Quelle und weitere Informationen zum Aufruf: NA beim BIBB - https://www.na-bibb.de/presse/aktuelles/aufruf-zum-programm-erasmus-fuer-2023

Das Bundesministerium für Arbeit und Soziales hat die Förderrichtlinie zum ESF Plus-Programm "JUVENTUS: Mobilität stärken - für ein soziales Europa" am 17. Oktober 2022 veröffentlicht. Das Programm fördert die Umsetzung von Auslandsaufenthalten mit betrieblichem Training für Benachteiligte junge Menschen, um ihre Chancen auf dem Arbeitsmarkt zu verbessern.

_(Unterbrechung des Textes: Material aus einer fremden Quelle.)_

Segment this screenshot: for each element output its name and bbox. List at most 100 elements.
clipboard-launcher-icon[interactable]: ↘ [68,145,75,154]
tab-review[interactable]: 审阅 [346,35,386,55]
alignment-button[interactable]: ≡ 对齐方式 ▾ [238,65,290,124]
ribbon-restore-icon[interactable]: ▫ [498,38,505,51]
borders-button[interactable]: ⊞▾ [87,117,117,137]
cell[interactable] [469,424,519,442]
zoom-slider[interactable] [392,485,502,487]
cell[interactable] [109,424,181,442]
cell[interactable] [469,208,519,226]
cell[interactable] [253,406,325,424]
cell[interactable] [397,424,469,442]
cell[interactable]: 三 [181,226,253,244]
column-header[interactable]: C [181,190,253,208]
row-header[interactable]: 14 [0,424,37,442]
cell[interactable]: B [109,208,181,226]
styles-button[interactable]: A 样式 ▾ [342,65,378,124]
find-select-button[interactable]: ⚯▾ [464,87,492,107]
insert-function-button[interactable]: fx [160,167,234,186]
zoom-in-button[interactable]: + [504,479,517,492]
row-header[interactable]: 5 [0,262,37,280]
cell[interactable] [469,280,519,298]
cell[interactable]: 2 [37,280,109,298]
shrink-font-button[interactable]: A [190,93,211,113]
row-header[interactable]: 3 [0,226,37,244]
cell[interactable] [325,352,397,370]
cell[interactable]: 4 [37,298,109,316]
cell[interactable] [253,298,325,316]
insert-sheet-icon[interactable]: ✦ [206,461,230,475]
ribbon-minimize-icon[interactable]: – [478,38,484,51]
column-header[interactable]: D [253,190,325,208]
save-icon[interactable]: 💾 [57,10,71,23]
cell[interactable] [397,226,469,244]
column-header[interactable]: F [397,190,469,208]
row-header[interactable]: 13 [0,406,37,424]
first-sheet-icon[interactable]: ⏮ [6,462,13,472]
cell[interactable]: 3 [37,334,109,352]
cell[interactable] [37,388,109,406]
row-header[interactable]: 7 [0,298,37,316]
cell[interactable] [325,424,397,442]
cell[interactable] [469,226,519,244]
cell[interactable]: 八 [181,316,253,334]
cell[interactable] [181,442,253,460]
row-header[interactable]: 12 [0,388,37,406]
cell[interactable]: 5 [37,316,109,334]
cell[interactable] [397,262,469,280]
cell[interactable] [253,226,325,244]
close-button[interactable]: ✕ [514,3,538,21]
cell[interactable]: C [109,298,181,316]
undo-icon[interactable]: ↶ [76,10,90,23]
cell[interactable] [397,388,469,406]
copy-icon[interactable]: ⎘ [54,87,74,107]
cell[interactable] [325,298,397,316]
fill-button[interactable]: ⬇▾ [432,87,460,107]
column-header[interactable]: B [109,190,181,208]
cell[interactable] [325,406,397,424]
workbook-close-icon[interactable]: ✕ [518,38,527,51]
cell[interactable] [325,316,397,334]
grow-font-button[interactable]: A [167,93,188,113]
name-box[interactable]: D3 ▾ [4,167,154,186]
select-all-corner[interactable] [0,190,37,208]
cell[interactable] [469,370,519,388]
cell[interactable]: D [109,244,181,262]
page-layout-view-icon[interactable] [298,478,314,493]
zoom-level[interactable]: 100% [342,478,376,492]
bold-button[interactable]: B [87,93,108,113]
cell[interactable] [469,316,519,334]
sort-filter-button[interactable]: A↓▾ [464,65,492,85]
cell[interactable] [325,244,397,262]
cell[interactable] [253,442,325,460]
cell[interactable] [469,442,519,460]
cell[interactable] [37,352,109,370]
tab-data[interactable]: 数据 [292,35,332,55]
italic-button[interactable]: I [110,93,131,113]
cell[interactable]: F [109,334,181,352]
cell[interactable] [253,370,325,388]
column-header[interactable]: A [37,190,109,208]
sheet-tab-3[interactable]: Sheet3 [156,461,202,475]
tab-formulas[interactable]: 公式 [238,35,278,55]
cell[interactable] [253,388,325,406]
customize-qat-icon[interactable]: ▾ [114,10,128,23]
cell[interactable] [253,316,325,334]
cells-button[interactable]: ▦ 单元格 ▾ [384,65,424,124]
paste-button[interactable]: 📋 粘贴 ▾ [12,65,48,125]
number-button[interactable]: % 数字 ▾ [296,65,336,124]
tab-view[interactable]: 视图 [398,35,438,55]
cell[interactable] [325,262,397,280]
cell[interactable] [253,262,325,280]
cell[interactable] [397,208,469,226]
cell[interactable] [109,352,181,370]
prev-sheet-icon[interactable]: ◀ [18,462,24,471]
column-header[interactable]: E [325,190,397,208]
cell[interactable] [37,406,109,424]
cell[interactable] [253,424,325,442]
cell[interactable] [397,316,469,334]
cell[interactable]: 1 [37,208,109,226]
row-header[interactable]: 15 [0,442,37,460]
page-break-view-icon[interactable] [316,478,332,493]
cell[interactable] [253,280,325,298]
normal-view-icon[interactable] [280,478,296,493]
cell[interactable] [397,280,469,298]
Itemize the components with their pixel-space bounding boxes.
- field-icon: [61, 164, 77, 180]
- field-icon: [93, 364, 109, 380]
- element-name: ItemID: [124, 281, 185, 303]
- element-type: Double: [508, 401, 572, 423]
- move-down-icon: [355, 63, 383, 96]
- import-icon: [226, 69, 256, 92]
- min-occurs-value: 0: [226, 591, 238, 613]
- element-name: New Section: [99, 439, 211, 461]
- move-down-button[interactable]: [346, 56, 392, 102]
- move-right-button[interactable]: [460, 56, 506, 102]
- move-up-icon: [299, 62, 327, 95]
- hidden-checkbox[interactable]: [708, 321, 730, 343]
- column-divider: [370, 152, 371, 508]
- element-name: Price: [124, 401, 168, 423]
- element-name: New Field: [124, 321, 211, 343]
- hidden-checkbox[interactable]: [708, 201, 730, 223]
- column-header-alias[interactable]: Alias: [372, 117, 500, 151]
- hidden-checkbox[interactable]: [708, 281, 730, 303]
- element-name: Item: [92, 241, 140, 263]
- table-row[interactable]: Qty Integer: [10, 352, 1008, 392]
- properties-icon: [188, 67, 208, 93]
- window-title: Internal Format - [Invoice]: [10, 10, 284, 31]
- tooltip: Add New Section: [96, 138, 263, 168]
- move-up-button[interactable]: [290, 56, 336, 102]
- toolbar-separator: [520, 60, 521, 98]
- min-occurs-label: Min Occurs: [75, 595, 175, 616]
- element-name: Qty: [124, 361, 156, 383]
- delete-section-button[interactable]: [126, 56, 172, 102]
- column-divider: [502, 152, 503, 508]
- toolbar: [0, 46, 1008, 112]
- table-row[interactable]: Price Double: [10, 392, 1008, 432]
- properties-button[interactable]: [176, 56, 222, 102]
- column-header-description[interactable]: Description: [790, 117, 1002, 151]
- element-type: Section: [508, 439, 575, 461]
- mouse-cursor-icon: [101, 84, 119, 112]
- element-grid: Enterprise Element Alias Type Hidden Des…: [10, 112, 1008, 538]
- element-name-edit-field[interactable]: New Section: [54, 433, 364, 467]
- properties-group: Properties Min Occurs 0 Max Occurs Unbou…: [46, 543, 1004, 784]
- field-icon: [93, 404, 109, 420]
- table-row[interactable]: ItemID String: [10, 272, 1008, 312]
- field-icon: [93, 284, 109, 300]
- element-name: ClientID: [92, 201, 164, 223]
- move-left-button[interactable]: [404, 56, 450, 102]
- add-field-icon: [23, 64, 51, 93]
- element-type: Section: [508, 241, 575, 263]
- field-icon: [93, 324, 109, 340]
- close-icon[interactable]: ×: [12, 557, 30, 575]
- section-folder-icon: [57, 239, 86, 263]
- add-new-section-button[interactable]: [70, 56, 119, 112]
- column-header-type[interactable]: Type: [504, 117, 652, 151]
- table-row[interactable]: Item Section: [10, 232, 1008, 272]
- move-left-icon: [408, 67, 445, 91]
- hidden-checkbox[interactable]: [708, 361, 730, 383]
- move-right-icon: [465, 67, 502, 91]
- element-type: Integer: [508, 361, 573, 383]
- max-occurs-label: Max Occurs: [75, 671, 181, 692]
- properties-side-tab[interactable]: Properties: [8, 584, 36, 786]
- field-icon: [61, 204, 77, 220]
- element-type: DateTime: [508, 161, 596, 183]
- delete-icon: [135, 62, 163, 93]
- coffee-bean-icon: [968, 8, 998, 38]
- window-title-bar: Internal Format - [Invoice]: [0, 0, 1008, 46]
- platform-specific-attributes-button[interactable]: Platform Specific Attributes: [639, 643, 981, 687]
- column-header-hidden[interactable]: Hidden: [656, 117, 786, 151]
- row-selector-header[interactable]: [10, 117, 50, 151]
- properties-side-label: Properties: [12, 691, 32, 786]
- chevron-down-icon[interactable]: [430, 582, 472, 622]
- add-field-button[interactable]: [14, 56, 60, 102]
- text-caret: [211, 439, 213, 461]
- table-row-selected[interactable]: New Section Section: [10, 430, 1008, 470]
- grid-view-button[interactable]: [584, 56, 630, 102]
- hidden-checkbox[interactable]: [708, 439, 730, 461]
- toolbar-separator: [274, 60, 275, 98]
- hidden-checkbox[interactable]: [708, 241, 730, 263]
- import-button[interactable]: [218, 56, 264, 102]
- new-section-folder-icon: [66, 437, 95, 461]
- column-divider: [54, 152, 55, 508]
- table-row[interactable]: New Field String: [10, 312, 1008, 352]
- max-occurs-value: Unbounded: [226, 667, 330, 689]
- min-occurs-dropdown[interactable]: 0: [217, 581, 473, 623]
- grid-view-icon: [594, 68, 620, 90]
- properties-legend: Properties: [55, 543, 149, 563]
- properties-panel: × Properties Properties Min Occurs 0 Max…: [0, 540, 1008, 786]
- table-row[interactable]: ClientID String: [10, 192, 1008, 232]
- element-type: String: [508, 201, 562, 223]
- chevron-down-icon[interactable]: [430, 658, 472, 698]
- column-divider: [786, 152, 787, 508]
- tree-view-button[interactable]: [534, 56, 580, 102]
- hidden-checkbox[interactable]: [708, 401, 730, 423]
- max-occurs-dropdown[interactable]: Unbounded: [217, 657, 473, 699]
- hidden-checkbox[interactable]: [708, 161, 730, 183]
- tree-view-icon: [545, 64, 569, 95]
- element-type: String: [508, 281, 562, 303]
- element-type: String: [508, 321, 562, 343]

JUVENTUS ist der Nachfolger des ESF-Programms "Integration durch Austausch" (IdA) und ist der deutsche Beitrag zur Initiative der Europäischen Kommission "ALMA" ("Aim, Learn, Master, Achieve"). ALMA greift damit den Ansatz eines Austauschprogramms für junge Menschen auf, der bereits ab 2008 erfolgreich in Deutschland durch das ESF-Programm "IdA" ("Integration durch Austausch") umgesetzt wurde. Erfahrungen aus den zwei vergangenen Förderperioden des ESF zeigen, dass insbesondere bei benachteiligten jungen Menschen mit erschwertem Zugang zum Arbeitsmarkt ein begleiteter mehrmonatiger Auslandsaufenthalt mit betrieblichem Training zur Erhöhung der Beschäftigungsfähigkeit beiträgt und der sozialen Inklusion dieser Zielgruppe dienen kann. Die Herausforderung, sich in einem fremden europäischen Land mit anderer Kultur und Sprache zu behaupten, bewirkt oft tiefgreifende Persönlichkeitsentwicklungen. Die jungen Menschen gewinnen neue praktische Erfahrungen, kehren selbstbewusster zurück und haben wieder klare Ziele vor Augen. Zudem wird für sie die Idee eines sozialen Europas selbst erfahrbar. Zielgruppe des Programms sind arbeitslose/arbeitssuchende junge Menschen von 18 bis 30 Jahren, deren Zugang zu Arbeit oder Ausbildung aus mehreren individuellen und/oder strukturellen Gründen besonders erschwert ist (z.B. Schulabbrecher*innen, Ausbildungsabbrecher*innen, Langzeitarbeitslose, etc.) und bei denen durch die Erbringung von Eingliederungsmaßnahmen nach dem SGB III oder SGB II in absehbarer Zeit keine bedeutenden Integrationsfortschritte zu erwarten sind.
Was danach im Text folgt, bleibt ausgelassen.